The Prime Minister this week has been in trouble for messing up a Peppa Pig anecdote in his speech. But on Tuesday evening he gave a far better version of the speech to the same Margaret Thatcher conference that Lord Frost had addressed earlier. This speech unwittingly exposed the tension at the heart of Johnsonism. Peppa Pig, he said, is a great British intellectual-property export with two theme parks in China and many more around the globe. ‘No government in the world,’ he said, could create something as ingenious as Peppa.
He’s quite right. But for years the Tory government has been trying to do precisely this: with a ‘£60 million search’ (using taxpayers’ money) launched two years ago to find what the Department for Culture called ‘the next Peppa Pig’. It’s not right to accuse the Prime Minister of hypocrisy: this ‘Young Audiences Content Fund’ was not his creation. He may yet cut its funding and trust Britain’s thriving television industry to finance its own ideas.
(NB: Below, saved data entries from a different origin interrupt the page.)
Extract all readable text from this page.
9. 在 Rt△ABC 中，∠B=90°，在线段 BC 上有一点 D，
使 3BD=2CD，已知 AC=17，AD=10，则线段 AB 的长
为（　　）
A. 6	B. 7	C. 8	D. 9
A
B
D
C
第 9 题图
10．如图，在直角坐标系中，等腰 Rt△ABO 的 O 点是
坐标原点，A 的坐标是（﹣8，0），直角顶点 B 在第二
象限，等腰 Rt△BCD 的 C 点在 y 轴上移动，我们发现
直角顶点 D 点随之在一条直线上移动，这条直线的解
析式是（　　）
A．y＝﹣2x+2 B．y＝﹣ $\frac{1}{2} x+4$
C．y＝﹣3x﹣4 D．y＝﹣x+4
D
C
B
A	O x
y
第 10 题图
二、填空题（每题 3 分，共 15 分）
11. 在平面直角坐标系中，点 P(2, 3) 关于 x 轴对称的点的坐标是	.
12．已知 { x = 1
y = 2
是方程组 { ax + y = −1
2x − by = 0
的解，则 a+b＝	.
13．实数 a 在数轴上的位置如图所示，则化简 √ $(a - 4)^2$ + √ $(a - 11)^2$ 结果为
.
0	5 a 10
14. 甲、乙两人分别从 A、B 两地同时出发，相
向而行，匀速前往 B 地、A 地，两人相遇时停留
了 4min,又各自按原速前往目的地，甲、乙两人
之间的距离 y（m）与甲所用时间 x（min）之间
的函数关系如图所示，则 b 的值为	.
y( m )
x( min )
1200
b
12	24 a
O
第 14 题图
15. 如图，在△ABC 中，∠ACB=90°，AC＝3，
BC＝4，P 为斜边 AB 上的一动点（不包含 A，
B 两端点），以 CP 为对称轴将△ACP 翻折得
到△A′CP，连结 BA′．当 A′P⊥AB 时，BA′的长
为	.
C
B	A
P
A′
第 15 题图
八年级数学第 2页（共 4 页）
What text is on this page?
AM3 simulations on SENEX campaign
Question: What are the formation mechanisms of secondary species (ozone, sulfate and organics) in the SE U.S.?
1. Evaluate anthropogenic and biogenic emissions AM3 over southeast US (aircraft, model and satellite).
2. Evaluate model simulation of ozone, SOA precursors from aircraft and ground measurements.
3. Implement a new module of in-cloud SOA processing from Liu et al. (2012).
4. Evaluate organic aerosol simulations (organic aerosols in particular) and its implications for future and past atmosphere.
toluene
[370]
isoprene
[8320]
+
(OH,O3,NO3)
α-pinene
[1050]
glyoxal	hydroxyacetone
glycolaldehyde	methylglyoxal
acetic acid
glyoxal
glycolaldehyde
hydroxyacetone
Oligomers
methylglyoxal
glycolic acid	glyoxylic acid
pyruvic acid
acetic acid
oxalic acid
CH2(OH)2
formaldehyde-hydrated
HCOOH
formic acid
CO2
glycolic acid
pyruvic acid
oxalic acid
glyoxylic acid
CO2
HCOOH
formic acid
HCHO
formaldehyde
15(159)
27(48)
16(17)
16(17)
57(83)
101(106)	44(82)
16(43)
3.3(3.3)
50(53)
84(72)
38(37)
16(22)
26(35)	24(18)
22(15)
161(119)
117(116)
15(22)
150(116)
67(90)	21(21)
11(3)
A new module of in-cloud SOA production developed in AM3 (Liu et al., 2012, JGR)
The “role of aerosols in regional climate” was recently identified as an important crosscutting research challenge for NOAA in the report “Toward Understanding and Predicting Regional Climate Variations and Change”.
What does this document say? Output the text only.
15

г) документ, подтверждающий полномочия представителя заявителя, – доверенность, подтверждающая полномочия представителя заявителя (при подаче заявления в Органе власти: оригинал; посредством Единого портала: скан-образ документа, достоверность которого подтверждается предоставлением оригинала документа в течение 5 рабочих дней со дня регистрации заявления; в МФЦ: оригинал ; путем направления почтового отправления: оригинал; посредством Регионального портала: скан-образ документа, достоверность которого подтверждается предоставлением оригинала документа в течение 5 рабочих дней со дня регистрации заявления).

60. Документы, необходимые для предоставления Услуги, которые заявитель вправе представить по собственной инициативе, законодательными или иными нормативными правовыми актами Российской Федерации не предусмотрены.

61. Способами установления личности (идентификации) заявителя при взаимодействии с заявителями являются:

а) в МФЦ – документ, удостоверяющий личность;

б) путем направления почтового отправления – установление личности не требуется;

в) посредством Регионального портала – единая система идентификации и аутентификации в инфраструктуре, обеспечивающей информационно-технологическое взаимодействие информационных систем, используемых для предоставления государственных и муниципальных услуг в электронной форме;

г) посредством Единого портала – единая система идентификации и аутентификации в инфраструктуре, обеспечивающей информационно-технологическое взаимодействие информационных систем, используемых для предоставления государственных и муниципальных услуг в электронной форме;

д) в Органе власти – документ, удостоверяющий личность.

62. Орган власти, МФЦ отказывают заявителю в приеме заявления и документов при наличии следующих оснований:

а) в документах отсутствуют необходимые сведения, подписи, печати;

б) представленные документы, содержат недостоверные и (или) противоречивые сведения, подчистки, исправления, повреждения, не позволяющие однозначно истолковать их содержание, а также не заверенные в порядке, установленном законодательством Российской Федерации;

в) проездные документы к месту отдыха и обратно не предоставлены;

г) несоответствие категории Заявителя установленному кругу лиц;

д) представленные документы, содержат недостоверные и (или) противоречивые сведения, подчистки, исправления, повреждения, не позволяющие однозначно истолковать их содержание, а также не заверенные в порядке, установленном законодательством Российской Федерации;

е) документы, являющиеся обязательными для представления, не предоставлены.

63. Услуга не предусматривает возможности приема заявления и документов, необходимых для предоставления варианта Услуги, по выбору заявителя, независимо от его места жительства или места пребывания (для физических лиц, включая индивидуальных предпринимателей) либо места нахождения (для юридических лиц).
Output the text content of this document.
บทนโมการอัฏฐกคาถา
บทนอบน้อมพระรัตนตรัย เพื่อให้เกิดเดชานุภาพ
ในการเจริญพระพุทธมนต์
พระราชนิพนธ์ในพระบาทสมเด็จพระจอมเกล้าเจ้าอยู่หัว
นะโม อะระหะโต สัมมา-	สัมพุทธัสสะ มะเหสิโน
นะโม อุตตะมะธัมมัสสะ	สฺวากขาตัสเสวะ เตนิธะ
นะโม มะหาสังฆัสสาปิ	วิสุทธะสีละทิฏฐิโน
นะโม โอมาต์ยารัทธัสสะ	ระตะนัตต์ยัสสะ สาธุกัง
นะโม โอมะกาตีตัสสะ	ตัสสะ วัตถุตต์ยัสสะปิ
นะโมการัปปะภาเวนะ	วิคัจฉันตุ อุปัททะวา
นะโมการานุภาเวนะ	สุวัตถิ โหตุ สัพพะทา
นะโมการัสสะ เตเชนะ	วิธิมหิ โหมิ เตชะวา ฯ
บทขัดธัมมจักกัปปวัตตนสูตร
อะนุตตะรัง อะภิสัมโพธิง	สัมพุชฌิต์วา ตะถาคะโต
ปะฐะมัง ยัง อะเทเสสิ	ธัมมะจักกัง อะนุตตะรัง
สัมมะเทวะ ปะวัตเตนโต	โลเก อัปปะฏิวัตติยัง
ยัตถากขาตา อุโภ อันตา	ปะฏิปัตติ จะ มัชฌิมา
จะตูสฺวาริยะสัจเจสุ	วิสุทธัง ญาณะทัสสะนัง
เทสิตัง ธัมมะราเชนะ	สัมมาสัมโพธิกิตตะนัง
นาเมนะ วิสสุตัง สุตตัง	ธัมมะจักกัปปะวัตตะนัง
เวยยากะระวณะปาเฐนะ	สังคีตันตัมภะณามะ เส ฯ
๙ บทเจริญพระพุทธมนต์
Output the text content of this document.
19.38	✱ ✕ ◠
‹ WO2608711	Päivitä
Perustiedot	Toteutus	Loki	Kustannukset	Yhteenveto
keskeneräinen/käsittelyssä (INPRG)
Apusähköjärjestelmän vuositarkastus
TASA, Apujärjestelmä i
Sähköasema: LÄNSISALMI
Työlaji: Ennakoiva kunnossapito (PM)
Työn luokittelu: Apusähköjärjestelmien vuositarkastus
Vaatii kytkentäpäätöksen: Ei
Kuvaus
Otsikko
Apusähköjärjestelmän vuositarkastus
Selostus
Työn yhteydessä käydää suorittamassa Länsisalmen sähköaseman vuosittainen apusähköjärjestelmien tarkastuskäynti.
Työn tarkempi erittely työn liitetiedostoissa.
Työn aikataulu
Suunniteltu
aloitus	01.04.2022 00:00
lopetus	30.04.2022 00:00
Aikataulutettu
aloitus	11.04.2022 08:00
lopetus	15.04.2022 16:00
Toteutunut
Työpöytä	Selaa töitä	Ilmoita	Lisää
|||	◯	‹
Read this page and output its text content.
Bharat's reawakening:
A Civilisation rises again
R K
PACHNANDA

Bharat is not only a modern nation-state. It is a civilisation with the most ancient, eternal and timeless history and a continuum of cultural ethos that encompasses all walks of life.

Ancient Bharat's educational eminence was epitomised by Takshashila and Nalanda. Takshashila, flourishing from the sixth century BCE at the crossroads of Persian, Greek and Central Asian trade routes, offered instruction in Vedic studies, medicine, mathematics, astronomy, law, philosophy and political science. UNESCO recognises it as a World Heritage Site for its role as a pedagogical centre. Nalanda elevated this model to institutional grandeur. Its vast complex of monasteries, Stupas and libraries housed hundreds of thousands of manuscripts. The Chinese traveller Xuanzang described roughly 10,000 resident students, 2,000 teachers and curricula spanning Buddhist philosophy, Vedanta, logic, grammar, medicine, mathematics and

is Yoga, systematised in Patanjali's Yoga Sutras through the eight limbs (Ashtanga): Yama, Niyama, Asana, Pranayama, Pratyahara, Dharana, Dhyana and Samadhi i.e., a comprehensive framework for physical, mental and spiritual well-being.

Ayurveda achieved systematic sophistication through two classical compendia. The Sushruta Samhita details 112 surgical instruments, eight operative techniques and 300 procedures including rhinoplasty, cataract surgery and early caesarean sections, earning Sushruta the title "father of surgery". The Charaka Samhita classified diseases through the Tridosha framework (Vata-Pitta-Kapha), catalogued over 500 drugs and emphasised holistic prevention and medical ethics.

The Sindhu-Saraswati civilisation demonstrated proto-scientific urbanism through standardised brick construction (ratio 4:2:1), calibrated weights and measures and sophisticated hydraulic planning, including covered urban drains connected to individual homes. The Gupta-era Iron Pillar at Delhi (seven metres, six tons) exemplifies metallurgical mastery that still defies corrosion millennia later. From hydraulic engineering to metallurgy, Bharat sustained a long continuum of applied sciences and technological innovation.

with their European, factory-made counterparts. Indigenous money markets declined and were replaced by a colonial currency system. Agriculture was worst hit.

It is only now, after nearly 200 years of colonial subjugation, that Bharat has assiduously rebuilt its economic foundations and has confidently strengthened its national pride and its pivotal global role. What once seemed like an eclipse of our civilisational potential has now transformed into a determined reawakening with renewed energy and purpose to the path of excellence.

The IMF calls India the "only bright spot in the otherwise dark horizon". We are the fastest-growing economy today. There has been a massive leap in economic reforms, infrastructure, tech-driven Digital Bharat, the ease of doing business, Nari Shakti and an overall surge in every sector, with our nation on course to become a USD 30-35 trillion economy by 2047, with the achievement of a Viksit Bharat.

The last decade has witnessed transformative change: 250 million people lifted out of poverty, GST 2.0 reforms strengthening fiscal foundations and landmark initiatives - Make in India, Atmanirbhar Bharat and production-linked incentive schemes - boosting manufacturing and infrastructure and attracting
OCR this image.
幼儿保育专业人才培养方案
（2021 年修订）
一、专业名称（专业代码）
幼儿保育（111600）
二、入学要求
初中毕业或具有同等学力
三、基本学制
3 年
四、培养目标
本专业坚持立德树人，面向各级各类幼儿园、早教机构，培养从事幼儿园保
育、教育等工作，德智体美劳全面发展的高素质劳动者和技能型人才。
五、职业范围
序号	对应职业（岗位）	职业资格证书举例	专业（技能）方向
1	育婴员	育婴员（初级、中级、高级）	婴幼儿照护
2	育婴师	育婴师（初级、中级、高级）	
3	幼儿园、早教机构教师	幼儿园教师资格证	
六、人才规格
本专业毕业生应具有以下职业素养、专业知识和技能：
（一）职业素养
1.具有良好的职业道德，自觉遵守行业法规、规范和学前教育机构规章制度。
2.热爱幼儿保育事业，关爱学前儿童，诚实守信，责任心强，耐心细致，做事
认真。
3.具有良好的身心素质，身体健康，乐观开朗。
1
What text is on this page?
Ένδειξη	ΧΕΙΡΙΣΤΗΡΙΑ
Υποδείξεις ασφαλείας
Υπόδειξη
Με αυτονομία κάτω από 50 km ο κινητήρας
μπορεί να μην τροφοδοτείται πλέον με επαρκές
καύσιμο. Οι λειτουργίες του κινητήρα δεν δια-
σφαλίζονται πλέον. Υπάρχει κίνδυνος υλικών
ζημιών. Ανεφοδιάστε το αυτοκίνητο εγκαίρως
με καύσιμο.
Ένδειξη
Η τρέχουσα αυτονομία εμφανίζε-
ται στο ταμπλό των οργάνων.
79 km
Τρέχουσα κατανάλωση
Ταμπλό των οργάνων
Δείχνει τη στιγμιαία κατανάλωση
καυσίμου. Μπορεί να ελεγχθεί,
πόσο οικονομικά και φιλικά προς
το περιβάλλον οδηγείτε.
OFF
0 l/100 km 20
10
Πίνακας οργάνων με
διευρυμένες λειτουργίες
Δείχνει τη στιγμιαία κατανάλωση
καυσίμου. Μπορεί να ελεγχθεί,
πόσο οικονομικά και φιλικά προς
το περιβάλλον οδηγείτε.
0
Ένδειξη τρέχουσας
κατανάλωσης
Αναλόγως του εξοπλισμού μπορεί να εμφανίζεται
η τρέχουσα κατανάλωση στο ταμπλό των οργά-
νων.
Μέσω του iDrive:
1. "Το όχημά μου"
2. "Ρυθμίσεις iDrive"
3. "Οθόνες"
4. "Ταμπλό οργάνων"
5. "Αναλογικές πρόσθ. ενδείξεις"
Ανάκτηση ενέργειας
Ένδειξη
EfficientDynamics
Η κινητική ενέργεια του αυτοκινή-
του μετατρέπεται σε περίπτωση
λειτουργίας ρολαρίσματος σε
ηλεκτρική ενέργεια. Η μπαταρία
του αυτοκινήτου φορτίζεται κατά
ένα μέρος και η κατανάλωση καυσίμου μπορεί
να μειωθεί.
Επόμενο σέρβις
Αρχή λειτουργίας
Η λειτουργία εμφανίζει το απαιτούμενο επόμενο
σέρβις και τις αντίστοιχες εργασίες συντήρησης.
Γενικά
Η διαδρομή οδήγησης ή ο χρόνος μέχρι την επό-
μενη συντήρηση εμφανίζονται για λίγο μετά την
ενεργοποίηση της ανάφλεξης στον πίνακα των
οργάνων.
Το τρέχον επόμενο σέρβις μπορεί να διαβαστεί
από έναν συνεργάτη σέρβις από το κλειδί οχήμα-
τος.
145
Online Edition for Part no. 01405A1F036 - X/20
But his government looks dangerously unwilling to cut anything. It is branching into all kinds of things that it should not be doing and wasting staggering sums of taxpayers’ money in the process.
The Prime Minister remains his party’s greatest single election-winning asset — but he ought to remember what he promised people two years ago. His majority was the result of former Labour voters believing that he would be as good as his word. He delivered Brexit, but he also promised to protect people from the cost of government. It’s not too late for him to find ways to honour that pledge.